Blacklisting: Smith “grinning like a raver”
The Employment Appeals Tribunal in Blackfriars (Tues 26th Feb) decided that construction giant Carillion must face human rights claims over its role in the construction industry blacklisting scandal. Justice Singh ordered that a High Court judge should hear a 2 day hearing at the Employment Appeal Tribunal in the case of Dave Smith v Carillion.
Mr Smith, an engineer from Essex, was repeatedly dismissed and refused work once his name appeared on the illegal Consulting Association blacklist after he had raised concerns about asbestos, poor toilet facilities and contaminated waste on London and Essex building sites controlled by companies within the Carilion Group.
At Mr. Smith’s Employment Tribunal in January 2012 the companies openly admitted in court to blacklisting him because he was a trade union safety representative on their building sites but he still lost the case on the legal technicality that he was not directly employed by the companies but via an employment agency.
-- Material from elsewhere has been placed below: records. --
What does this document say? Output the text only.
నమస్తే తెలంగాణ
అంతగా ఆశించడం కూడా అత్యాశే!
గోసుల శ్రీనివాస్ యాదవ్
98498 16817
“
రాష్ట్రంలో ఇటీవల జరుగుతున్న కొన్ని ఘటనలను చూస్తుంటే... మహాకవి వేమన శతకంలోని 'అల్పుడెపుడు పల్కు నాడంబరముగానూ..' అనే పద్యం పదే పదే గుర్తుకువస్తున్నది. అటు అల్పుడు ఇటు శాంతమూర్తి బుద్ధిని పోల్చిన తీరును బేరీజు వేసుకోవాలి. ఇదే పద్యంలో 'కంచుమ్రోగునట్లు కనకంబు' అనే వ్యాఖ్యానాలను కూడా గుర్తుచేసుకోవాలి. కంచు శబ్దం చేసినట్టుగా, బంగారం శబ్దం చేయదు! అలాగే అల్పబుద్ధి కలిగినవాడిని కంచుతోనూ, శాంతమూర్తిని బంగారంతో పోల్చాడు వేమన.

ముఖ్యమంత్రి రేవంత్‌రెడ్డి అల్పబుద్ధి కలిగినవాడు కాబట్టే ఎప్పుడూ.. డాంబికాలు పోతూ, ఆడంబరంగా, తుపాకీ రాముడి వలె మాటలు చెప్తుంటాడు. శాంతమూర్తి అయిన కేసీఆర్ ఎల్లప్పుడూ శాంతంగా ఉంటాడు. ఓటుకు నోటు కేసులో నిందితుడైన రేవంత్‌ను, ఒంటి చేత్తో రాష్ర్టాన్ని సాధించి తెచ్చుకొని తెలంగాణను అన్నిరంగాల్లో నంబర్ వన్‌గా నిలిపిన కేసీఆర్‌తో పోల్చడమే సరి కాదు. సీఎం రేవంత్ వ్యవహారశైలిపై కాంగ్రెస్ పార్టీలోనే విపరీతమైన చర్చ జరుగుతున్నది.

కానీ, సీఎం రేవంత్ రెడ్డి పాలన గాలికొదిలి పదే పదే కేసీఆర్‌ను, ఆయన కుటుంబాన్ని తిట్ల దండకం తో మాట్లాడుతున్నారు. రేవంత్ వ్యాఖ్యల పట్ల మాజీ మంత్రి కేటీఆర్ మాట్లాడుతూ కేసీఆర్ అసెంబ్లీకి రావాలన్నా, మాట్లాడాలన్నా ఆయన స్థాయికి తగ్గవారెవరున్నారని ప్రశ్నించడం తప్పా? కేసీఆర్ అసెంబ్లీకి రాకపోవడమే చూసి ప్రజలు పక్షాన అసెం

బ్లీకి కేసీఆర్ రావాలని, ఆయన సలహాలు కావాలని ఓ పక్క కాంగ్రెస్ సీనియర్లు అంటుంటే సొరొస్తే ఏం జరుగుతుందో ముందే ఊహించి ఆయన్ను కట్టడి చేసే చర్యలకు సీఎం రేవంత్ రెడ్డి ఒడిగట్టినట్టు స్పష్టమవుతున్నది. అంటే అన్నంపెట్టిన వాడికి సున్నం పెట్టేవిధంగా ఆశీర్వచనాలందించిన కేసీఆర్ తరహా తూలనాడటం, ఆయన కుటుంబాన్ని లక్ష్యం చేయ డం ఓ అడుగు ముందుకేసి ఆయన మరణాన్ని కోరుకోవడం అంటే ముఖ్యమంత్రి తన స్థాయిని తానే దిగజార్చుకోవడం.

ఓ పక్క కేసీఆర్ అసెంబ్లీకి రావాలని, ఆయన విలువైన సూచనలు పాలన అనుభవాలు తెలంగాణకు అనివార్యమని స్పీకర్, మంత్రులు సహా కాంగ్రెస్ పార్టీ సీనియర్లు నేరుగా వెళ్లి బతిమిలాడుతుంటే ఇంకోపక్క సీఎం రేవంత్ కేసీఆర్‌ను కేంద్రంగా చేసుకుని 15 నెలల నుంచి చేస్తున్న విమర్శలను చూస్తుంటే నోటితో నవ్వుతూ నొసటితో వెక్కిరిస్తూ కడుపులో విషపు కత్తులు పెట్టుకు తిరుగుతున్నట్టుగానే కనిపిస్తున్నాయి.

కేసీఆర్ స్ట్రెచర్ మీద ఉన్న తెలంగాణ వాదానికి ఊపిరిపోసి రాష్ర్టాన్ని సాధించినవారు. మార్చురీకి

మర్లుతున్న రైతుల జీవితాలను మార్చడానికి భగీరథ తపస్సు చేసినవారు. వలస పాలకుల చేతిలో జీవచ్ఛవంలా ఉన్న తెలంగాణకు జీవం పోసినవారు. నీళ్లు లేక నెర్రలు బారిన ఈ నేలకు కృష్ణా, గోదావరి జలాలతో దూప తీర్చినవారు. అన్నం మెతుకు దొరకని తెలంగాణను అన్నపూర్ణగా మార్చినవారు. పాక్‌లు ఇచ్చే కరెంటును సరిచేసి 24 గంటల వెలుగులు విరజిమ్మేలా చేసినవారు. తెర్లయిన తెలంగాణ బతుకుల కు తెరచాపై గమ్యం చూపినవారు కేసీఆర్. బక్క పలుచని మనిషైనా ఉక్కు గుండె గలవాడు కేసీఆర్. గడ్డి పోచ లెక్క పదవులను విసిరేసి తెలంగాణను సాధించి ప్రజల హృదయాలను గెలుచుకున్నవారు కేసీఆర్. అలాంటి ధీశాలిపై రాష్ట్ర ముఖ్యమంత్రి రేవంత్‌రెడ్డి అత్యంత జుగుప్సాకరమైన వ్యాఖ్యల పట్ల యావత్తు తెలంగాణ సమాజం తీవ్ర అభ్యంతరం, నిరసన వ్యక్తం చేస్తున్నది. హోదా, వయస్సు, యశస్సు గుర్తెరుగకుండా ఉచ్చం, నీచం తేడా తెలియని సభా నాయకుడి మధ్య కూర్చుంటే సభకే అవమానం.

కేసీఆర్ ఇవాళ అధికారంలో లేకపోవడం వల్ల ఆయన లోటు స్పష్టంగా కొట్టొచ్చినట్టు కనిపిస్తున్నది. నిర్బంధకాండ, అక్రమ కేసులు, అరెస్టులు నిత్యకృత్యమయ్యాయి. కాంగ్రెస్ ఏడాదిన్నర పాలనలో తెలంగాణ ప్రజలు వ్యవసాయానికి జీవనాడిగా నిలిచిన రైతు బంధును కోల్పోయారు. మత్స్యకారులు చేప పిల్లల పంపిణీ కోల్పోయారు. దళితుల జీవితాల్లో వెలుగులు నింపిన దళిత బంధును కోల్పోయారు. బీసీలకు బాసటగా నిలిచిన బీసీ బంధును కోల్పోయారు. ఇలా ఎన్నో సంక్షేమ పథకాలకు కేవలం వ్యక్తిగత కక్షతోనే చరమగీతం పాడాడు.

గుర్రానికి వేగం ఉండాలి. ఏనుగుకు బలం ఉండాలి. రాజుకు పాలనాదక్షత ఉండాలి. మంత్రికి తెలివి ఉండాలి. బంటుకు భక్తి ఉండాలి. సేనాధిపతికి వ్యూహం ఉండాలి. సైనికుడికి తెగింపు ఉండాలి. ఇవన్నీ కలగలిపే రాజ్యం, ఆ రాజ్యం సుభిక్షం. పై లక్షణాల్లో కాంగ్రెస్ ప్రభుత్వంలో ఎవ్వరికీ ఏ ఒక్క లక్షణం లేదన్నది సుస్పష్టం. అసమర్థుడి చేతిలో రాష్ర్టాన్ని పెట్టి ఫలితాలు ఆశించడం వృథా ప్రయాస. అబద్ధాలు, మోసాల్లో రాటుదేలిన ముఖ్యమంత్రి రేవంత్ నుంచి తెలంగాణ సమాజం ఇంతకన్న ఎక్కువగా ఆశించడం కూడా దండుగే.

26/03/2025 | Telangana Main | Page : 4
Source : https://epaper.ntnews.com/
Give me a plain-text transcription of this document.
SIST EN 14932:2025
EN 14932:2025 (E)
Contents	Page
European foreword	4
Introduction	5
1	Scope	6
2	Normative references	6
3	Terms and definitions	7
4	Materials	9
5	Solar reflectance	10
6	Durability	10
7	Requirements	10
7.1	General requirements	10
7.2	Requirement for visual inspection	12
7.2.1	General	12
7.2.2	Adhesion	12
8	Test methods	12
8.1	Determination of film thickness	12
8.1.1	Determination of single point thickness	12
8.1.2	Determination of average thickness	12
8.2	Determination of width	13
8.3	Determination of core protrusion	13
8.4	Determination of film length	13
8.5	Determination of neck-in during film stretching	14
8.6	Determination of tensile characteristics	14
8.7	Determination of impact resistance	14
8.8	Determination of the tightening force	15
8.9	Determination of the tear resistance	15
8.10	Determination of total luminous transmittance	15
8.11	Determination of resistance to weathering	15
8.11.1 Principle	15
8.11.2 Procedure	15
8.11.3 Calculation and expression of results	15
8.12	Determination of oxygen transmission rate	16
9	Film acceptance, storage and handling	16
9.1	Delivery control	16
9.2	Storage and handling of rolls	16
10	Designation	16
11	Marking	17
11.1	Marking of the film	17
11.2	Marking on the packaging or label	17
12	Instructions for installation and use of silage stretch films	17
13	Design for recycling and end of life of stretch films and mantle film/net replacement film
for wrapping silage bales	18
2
Mr Smith was originally been denied the opportunity to appeal but his lawyer John Hendy QC argued that the decision was potentially in violation of the Human Rights Act and the European Convention on Human Rights – Article 8 (the right to privacy) and Article 11 (the right to freedom of association).
Dave Smith said:“Blacklisted workers have always argued that we have been the victims of a major human rights conspiracy.
Its time that Carillion and the other multi-nationals who deliberately set out to ruin our working lives to face justice.
A judge has finally decided that these human rights violations need to be answered in court.
This is a great decision – I am grinning like a raver”
Dave Smith is represented by John Hendy QC, David Renton and Declan Owens from the Free Representation Unit.